Desde a presença soviética no Afeganistão em 1979, o Paquistão acolheu milhões de refugiados afegãos por mais de três décadas, oferecendo abrigo, assistência médica e educação. A atual crise de refugiados afegãos custa ao Paquistão centenas de milhões de dólares por ano, mas o país evitou o retorno em massa desses refugiados, enquanto muitas outras nações estão fechando suas fronteiras com o Afeganistão. Essa política tem um duplo papel, funcionando tanto como um gesto humanitário quanto como uma estratégia de poder.
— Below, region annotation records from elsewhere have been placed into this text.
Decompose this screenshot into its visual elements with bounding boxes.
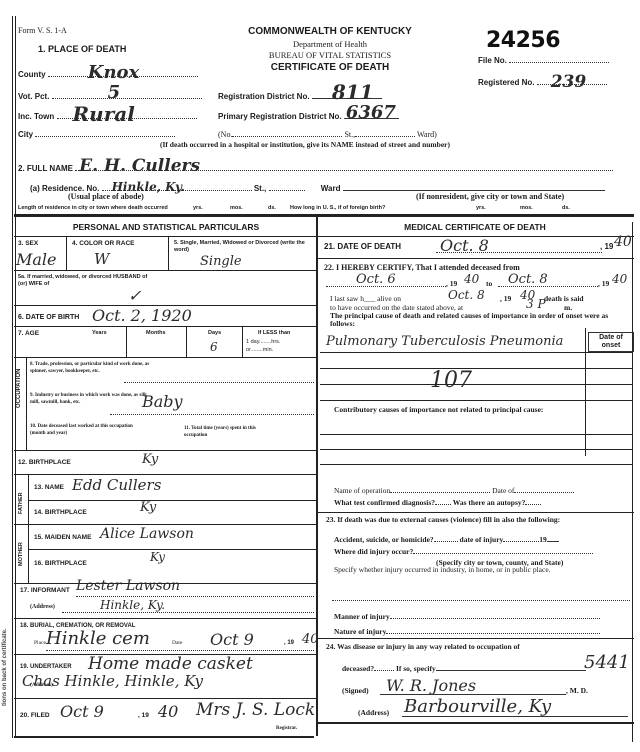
last-worked-label: 10. Date deceased last worked at this oc… [30,424,140,437]
registered-no-label: Registered No. [478,78,534,87]
occupation-vertical-label: OCCUPATION [16,369,22,408]
primary-registration-district-value[interactable]: 6367 [346,102,396,123]
test-label: What test confirmed diagnosis? [334,498,435,507]
city-field: City [18,130,175,139]
residence-ds-label: ds. [268,205,276,211]
date-of-death-label: 21. DATE OF DEATH [324,242,401,251]
birthplace-value[interactable]: Ky [142,452,158,467]
birthplace-label: 12. BIRTHPLACE [18,459,71,466]
file-no-label: File No. [478,56,507,65]
if-so-label: If so, specify [396,664,436,673]
less-than-hrs: 1 day........hrs. [246,339,280,345]
operation-date-label: Date of [492,486,514,495]
father-birthplace-label: 14. BIRTHPLACE [34,509,87,516]
vot-pct-label: Vot. Pct. [18,92,49,101]
registered-no-value[interactable]: 239 [551,72,587,92]
time-of-death-value[interactable]: 3 P [526,297,546,311]
father-vertical-label: FATHER [18,492,24,514]
operation-field: Name of operation Date of [334,486,574,495]
outer-border-bottom-right [316,722,634,724]
physician-signature[interactable]: W. R. Jones [386,676,476,695]
specify-industry-label: Specify whether injury occurred in indus… [334,566,630,574]
death-said-label: death is said [544,294,584,303]
residence-st-label: St., [254,184,266,193]
medical-section-title: MEDICAL CERTIFICATE OF DEATH [318,222,632,232]
industry-value[interactable]: Baby [142,392,183,411]
manner-field: Manner of injury [334,612,600,621]
burial-year-value[interactable]: 40 [302,632,319,647]
deceased-field: deceased? If so, specify [342,664,586,673]
registration-district-field: Registration District No. 811 [218,92,382,101]
residence-yrs-label: yrs. [193,205,203,211]
burial-date-value[interactable]: Oct 9 [210,630,254,649]
inc-town-field: Inc. Town Rural [18,112,197,121]
foreign-birth-label: How long in U. S., if of foreign birth? [290,205,385,211]
principal-cause-label: The principal cause of death and related… [330,312,630,328]
city-label: City [18,130,33,139]
mother-birthplace-label: 16. BIRTHPLACE [34,560,87,567]
length-residence-label: Length of residence in city or town wher… [18,205,168,211]
filed-label: 20. FILED [20,712,50,719]
undertaker-value[interactable]: Home made casket [88,654,253,674]
manner-label: Manner of injury [334,612,390,621]
occupation-related-label: 24. Was disease or injury in any way rel… [326,642,520,651]
attended-from-year-value[interactable]: 40 [464,272,479,286]
burial-place-label: Place [34,640,46,646]
residence-mos-label: mos. [230,205,243,211]
external-causes-label: 23. If death was due to external causes … [326,516,626,524]
margin-side-note: tions on back of certificate. [2,628,8,706]
city-ward-label: Ward) [417,130,437,139]
personal-section-title: PERSONAL AND STATISTICAL PARTICULARS [16,222,316,232]
nonresident-note: (If nonresident, give city or town and S… [416,192,564,201]
hospital-note: (If death occurred in a hospital or inst… [160,140,450,149]
file-no-line [509,62,609,63]
dob-label: 6. DATE OF BIRTH [18,314,79,321]
deceased-label: deceased? [342,664,374,673]
inc-town-label: Inc. Town [18,112,54,121]
signed-label: (Signed) [342,686,369,695]
burial-date-label: Date [172,640,182,646]
spouse-checkmark: ✓ [128,286,141,305]
autopsy-label: Was there an autopsy? [453,498,526,507]
mother-vertical-label: MOTHER [18,542,24,566]
attended-from-value[interactable]: Oct. 6 [356,272,396,287]
column-divider [316,216,318,736]
age-months-label: Months [146,330,166,336]
mother-maiden-value[interactable]: Alice Lawson [100,526,194,542]
county-label: County [18,70,46,79]
father-name-value[interactable]: Edd Cullers [72,476,161,494]
form-id: Form V. S. 1-A [18,26,67,35]
outer-border-left [12,16,13,738]
vot-pct-field: Vot. Pct. 5 [18,92,202,101]
city-no-field: (No. St., Ward) [218,130,437,139]
cause-code-value[interactable]: 107 [430,368,472,393]
filed-date-value[interactable]: Oct 9 [60,702,104,721]
less-than-min: or........min. [246,347,273,353]
registration-district-value[interactable]: 811 [332,80,374,104]
death-year-value[interactable]: 40 [614,234,632,250]
attended-to-label: to [486,279,492,288]
dob-value[interactable]: Oct. 2, 1920 [92,306,192,325]
filed-year-value[interactable]: 40 [158,702,178,721]
usual-abode-note: (Usual place of abode) [68,192,144,201]
less-than-label: If LESS than [258,330,290,336]
accident-field: Accident, suicide, or homicide? date of … [334,535,559,544]
trade-label: 8. Trade, profession, or particular kind… [30,362,150,375]
informant-label: 17. INFORMANT [20,587,70,594]
race-label: 4. COLOR OR RACE [72,240,134,247]
principal-cause-value[interactable]: Pulmonary Tuberculosis Pneumonia [326,334,563,349]
physician-address-label: (Address) [358,708,389,717]
certificate-title: CERTIFICATE OF DEATH [210,62,450,73]
age-days-label: Days [208,330,221,336]
registered-no-field: Registered No. 239 [478,78,607,87]
death-year-prefix: , 19 [600,242,613,251]
county-value[interactable]: Knox [88,62,139,83]
place-of-death-title: 1. PLACE OF DEATH [38,44,126,54]
attended-to-year-value[interactable]: 40 [612,272,627,286]
outer-border-bottom-left [14,736,314,738]
occupation-specify-code[interactable]: 5441 [584,652,630,673]
mother-maiden-label: 15. MAIDEN NAME [34,534,91,541]
registration-district-label: Registration District No. [218,92,310,101]
industry-label: 9. Industry or business in which work wa… [30,393,150,406]
certify-label: 22. I HEREBY CERTIFY, That I attended de… [324,263,520,272]
marital-value[interactable]: Single [200,254,242,269]
inc-town-value[interactable]: Rural [73,102,135,126]
father-name-label: 13. NAME [34,484,64,491]
primary-registration-district-label: Primary Registration District No. [218,112,342,121]
attended-to-year-prefix: , 19 [598,279,609,288]
marital-label: 5. Single, Married, Widowed or Divorced … [174,240,312,254]
city-st-label: St., [344,130,355,139]
file-no-field: File No. [478,56,624,65]
county-field: County Knox [18,70,198,79]
sex-value[interactable]: Male [16,250,57,269]
last-saw-value[interactable]: Oct. 8 [448,288,485,302]
total-time-label: 11. Total time (years) spent in this occ… [184,426,274,439]
city-no-label: (No. [218,130,232,139]
full-name-label: 2. FULL NAME [18,164,73,173]
registrar-label: Registrar. [276,726,297,731]
father-birthplace-value[interactable]: Ky [140,500,156,515]
full-name-value[interactable]: E. H. Cullers [79,156,200,176]
mother-birthplace-value[interactable]: Ky [150,550,165,564]
header-divider [14,214,634,217]
date-of-onset-header: Date of onset [588,332,634,352]
diagnosis-field: What test confirmed diagnosis? Was there… [334,498,541,507]
accident-label: Accident, suicide, or homicide? [334,535,434,544]
contributory-label: Contributory causes of importance not re… [334,406,574,414]
attended-from-year-prefix: , 19 [446,279,457,288]
md-label: , M. D. [566,686,588,695]
injury-year-label: 19 [539,535,547,544]
injury-date-label: date of injury [460,535,504,544]
registrar-signature[interactable]: Mrs J. S. Lock [196,700,315,720]
undertaker-label: 19. UNDERTAKER [20,664,72,670]
last-saw-year-prefix: , 19 [500,294,511,303]
physician-address-value[interactable]: Barbourville, Ky [404,696,551,717]
full-name-field: 2. FULL NAME E. H. Cullers [18,164,613,173]
undertaker-address-value[interactable]: Chas Hinkle, Hinkle, Ky [22,672,203,690]
burial-place-value[interactable]: Hinkle cem [46,628,150,649]
attended-to-value[interactable]: Oct. 8 [508,272,548,287]
file-number-stamp: 24256 [486,28,560,53]
foreign-yrs-label: yrs. [476,205,486,211]
department-name: Department of Health [210,39,450,49]
sex-label: 3. SEX [18,240,38,247]
outer-border-right [632,222,633,742]
operation-label: Name of operation [334,486,390,495]
informant-address-label: (Address) [30,604,55,610]
foreign-ds-label: ds. [562,205,570,211]
nature-field: Nature of injury [334,627,600,636]
age-years-label: Years [92,330,107,336]
where-injury-label: Where did injury occur? [334,547,413,556]
last-saw-label: I last saw h___ alive on [330,294,401,303]
informant-value[interactable]: Lester Lawson [76,578,180,594]
filed-year-prefix: , 19 [138,712,149,719]
residence-ward-label: Ward [321,184,341,193]
informant-address-value[interactable]: Hinkle, Ky. [100,598,165,612]
where-injury-field: Where did injury occur? [334,547,593,556]
state-title: COMMONWEALTH OF KENTUCKY [210,26,450,37]
bureau-name: BUREAU OF VITAL STATISTICS [210,50,450,60]
nature-label: Nature of injury [334,627,386,636]
race-value[interactable]: W [94,250,109,268]
vot-pct-value[interactable]: 5 [108,82,121,103]
age-days-value[interactable]: 6 [210,340,218,354]
foreign-mos-label: mos. [520,205,533,211]
burial-year-prefix: , 19 [284,640,294,646]
primary-registration-district-field: Primary Registration District No. 6367 [218,112,399,121]
age-label: 7. AGE [18,330,39,337]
Dessa forma, o governo paquistanês não apenas evita uma tragédia humanitária no Afeganistão, mas também mantém pressão sobre Cabul. Um retorno forçado dos refugiados poderia levar a uma escalada do conflito interno no Afeganistão, agravando ainda mais os problemas enfrentados pelos Talibãs. Aqueles com sentimentos pró-Talibãs muitas vezes não percebem essa nuance, ignorando como o tratamento paquistanês aos refugiados ajuda a evitar que o Afeganistão caia em um caos ainda maior.
O Paquistão também possui fontes profundas no Afeganistão e uma diáspora afegã consolidada, o que facilita o monitoramento das maquinações internas de Cabul. Essa capacidade permite a Islamabad observar o TTP e outros grupos hostis ao Paquistão, além de interagir com forças de resistência como a Frente de Resistência Nacional (NRF).
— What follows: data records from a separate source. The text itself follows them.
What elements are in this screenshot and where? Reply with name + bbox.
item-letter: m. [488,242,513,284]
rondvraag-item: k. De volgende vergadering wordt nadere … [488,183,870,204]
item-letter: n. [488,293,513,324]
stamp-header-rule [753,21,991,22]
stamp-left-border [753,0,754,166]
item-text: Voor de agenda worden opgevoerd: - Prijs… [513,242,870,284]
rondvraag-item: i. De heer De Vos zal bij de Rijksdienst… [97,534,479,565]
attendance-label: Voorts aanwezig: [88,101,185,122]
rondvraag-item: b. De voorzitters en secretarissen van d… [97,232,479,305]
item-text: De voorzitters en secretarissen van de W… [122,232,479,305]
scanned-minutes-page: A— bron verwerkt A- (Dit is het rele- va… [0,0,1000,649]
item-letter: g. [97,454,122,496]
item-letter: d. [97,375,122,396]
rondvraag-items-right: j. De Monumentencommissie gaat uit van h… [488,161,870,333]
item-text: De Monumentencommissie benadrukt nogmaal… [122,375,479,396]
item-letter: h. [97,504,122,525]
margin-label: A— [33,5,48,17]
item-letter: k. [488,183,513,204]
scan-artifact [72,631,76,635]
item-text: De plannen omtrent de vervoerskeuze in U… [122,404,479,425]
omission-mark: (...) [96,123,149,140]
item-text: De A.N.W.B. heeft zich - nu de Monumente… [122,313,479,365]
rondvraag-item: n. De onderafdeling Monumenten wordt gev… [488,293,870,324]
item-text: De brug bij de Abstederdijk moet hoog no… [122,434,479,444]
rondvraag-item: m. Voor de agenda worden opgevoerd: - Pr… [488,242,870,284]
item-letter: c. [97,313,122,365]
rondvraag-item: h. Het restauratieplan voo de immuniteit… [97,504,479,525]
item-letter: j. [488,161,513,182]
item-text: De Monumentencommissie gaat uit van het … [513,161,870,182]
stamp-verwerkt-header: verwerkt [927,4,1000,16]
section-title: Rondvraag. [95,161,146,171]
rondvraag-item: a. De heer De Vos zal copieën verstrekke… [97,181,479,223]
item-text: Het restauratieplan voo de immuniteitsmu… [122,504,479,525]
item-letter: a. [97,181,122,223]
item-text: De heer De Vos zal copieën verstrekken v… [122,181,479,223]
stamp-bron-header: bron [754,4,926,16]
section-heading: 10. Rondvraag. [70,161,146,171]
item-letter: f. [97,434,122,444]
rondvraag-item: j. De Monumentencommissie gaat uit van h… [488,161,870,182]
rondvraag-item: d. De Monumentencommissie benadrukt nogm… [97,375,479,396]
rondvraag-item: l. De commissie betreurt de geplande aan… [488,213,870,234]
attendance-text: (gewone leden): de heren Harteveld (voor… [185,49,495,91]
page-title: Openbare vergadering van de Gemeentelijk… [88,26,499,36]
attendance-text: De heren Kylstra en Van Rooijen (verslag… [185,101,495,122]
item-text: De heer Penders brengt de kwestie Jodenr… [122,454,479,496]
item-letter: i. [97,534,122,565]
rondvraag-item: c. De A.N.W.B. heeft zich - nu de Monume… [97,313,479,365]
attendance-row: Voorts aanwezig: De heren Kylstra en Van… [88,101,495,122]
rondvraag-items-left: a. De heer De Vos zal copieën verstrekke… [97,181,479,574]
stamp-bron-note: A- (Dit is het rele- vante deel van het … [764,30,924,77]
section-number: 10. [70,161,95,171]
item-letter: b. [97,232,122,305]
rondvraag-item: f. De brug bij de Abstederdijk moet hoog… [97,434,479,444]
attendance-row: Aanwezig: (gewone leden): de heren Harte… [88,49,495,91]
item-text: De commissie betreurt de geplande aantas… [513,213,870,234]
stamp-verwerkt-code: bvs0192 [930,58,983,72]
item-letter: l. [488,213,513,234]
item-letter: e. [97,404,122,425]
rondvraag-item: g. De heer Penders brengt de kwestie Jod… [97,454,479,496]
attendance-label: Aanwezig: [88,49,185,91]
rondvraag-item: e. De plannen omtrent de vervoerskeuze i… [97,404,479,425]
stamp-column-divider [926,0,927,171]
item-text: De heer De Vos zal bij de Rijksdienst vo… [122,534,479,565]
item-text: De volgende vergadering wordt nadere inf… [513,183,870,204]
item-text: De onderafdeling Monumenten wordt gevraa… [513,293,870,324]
Os opositores das facções talibãs acreditam que o Paquistão tem desempenhado um papel estratégico desde os primeiros dias das lutas pelo poder político e autogoverno no Afeganistão. Contudo, Islamabad promove a diplomacia e a reconciliação como meios para resolver conflitos, enquanto sua inteligência mantém a capacidade de apoiar esses grupos caso os Talibãs não respondam às demandas do Paquistão. A habilidade de promover negociações enquanto preserva sua alavancagem militar é evidente na abordagem do Paquistão em relação ao Afeganistão.
Embora o Paquistão permaneça relativamente cauteloso e paciente ao demonstrar sua força, cabe agora ao Afeganistão reconhecer sua fraqueza e compreender a indispensabilidade do Paquistão para sua sobrevivência. O nacionalismo popular pode ser forte e veemente nas redes sociais como Twitter e Tumblr, mas, no mundo real, o destino do Afeganistão está profundamente ligado aos cálculos estratégicos do Paquistão. Reconhecer essa interdependência é o primeiro passo para construir um cenário em que ambos os países possam coexistir de forma sustentável.